I natali dell’aperitivo non sono milanesi, come sarebbe facile pensare vista la grande diffusione di questo rito nella grande città lombarda, sempre dinamica e luogo di veloci trasformazioni sociali e tendenze modaiole, anche a tavola.
L’aperitivo, inteso in prima battuta come la bevanda da bere prima del pasto, per aprire lo stomaco e gustarsi un momento di piacere come preludio al banchetto, è un’invenzione torinese. A concepirlo fu, più di 200 anni fa, Antonio Benedetto Carpano, ideatore del Vermouth, un vino aromatizzato con infuso di erbe e spezie. Il Vermouth spopolò, fu esportato in tutta Europa e successivamente prodotto da Cinzano e Martini & Rossi, divenendo con l’appellativo di “Martini” l’aperitivo per eccellenza, liscio o come base di tanti cocktail. Anche Gancia promosse il suo Vermouth che divenne l’aperitivo ufficiale della Casa Reale.
Quando oggi parliamo di aperitivo pensiamo non solo al cocktail, alcolico o analcolico, frizzante o liscio, pensiamo anche agli stuzzichini da guastare sorseggiando, stuzzichini sempre più ricchi ed elaborati, tant’è che da apertura alla cena, l’aperitivo sta sostituendo la cena stessa in molte città, diventando con l’apericena (questa sì di origine milanese) un’alternativa veloce, informale, gustosa e meno costosa di un pasto al tavolo. Così i bar di tutta Italia, Torino e Milano in testa, offrono insieme al bicchiere anche una serie di piattini e ciotole stracolme di ogni bendiddio che spazia in tutta la gamma della cucina: dalle mandorle salate e arachidi, ai taralli pugliesi e olive verdi, passando per focaccine, panzerottini, formaggi, salumi, grissini, tartine, cornetti salati, o assaggi di vere e proprie pietanze, bagna cauda e fonduta, o assaggi di carpaccio di carne o pesce, o persino frutta e dolci.
Dunque, il fenomeno aperitivo s’è evoluto, diventando un “concept” gastronomico, un’occasione di consumo con nuove regole e costumi. L’aperitivo fast, veloce, rispetto al pranzo o alla cena, da consumare perlopiù in piedi, è oggi un buffet di antipasti accompagnati da gustosi drink, analcolici come i bitter, oppure alcolici, bevande che i mixologist preparano pescando dai classici, o rivisitando le vecchie glorie (Martini, Negroni e via discorrendo) o inventando nuovi mix. Sicuramente i drink più diffusi sono l’Americano, il Pirlo, lo Spritz, il Campari, il Rossini e il San Pellegrino. C’è da dire che l’uso dell’aperitivo, ben radicato nei bar italiani (ma anche nei ristoranti, pub e pizzerie più modaiole), si sta diffondendo anche in altri paesi, per esempio Svizzera, Francia, Austria, Slovenia, Serbia e Germania.

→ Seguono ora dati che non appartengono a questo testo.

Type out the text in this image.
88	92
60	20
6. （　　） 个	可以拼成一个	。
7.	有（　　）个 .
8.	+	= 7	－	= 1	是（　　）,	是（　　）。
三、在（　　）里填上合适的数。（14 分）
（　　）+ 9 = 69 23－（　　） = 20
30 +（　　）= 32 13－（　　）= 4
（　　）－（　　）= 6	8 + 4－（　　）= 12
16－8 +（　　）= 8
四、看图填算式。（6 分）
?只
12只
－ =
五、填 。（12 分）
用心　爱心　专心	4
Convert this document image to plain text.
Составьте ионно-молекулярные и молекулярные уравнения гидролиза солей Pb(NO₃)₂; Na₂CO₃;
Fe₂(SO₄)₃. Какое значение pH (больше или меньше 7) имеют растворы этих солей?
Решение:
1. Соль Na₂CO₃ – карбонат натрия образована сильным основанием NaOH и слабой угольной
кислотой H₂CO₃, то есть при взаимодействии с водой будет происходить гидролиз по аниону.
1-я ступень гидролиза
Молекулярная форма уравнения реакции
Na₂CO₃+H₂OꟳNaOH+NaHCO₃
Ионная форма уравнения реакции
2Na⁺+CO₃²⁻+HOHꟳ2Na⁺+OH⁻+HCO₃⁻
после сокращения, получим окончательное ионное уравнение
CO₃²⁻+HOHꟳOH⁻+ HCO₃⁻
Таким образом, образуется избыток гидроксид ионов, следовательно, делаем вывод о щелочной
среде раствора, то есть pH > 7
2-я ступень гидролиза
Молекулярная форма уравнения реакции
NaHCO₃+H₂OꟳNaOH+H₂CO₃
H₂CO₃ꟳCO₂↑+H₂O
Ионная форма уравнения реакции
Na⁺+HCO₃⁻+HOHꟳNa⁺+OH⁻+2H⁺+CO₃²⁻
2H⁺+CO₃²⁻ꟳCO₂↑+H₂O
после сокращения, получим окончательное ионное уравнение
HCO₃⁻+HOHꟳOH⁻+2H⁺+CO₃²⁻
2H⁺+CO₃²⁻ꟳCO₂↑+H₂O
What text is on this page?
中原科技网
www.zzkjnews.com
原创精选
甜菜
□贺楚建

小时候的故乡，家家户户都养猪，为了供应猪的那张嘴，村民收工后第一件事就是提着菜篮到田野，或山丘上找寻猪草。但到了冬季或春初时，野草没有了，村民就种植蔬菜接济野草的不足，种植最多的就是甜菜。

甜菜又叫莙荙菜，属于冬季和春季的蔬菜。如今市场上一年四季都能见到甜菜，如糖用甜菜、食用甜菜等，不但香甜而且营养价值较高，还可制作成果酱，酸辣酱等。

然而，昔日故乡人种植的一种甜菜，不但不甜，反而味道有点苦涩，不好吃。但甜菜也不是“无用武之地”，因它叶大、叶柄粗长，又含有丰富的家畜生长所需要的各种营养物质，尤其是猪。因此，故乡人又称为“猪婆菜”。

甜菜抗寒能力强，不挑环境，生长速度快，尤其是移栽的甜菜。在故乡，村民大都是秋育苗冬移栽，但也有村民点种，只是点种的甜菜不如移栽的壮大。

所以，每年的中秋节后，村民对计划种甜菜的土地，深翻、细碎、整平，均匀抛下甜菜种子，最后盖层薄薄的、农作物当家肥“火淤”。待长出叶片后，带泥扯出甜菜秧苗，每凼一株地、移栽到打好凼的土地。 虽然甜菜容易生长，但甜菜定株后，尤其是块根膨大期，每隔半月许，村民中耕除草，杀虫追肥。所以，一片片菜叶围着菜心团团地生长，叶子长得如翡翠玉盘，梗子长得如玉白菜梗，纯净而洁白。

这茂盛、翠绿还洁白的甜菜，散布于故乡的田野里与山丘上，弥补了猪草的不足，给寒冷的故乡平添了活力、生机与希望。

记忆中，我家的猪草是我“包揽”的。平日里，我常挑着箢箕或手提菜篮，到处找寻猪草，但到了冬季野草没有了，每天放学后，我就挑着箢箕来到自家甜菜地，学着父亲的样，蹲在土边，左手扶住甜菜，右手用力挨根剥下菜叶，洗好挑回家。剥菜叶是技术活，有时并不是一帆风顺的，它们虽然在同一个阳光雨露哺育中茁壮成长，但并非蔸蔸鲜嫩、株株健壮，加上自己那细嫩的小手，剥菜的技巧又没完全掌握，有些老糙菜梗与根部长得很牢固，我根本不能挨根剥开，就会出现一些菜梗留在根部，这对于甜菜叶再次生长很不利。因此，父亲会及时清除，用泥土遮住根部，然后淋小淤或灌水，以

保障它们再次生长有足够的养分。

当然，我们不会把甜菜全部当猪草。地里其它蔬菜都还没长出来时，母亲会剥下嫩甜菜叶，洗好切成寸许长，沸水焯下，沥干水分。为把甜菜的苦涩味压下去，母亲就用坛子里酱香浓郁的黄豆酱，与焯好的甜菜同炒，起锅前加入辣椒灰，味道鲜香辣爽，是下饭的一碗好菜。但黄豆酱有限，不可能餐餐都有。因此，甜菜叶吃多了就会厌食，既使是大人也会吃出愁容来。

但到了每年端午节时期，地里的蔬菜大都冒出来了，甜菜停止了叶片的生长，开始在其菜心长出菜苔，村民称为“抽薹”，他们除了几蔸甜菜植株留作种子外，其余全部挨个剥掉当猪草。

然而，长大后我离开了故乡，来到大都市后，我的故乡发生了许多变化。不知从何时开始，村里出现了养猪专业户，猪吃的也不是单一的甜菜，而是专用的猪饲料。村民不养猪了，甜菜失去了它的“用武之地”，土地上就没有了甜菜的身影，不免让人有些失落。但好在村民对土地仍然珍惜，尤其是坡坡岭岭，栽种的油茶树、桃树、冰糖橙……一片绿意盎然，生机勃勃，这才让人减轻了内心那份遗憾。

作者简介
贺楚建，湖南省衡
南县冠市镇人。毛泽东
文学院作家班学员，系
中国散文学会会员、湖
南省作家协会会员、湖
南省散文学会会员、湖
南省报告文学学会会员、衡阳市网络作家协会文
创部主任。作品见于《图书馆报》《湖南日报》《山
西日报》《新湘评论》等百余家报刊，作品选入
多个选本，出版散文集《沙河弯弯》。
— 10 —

I locali che mettono a disposizione l’aperitivo sanno che questo tipo di offerta si presta a tantissime interpretazioni e permette di giocare con il menu e il prezzo. Così è possibile un aperitivo contenuto in quantità e costo o un’apericena (un buffet più sostanzioso). Inoltre, è possibile anche dare una firma ben precisa di stile al proprio aperitivo. Infatti, sempre più l’aperitivo caratterizza, per i consumatori, l’immagine del locale. E sempre più l’aperitivo si caratterizza come pout purrì di sfizi, presi in prestito alla tradizione locale, da assaporare anche con il vino top della regione, magari bianco, e non solo con bitter o cocktail. Ecco allora che l’aperitivo campano vede la pizza a tranci e la mozzarella di bufala protagoniste, l’aperitivo piemontese punta su salumi, formaggi, acciughe al verde, l’aperitivo bolognese su altro ancora e via discorrendo. Le tipicità della gastronomia, potremmo dire, si fanno mignon, piatti nati poveri per sfamare il popolo si fanno esteticamente belli e desiderabili nelle miniporzioni. Mentre la cantina diventa una fonte di ispirazione per la scelta della bevanda da proporre.
Il colore degli appetizer, la ricerca delle materie prime, la fantasia messa nella preparazione dell’aperitivo dimostrano la flessibilità di questa occasione di consumo da vivere e far vivere sempre più come un’esperienza, un viaggio fra i sapori e i piaceri.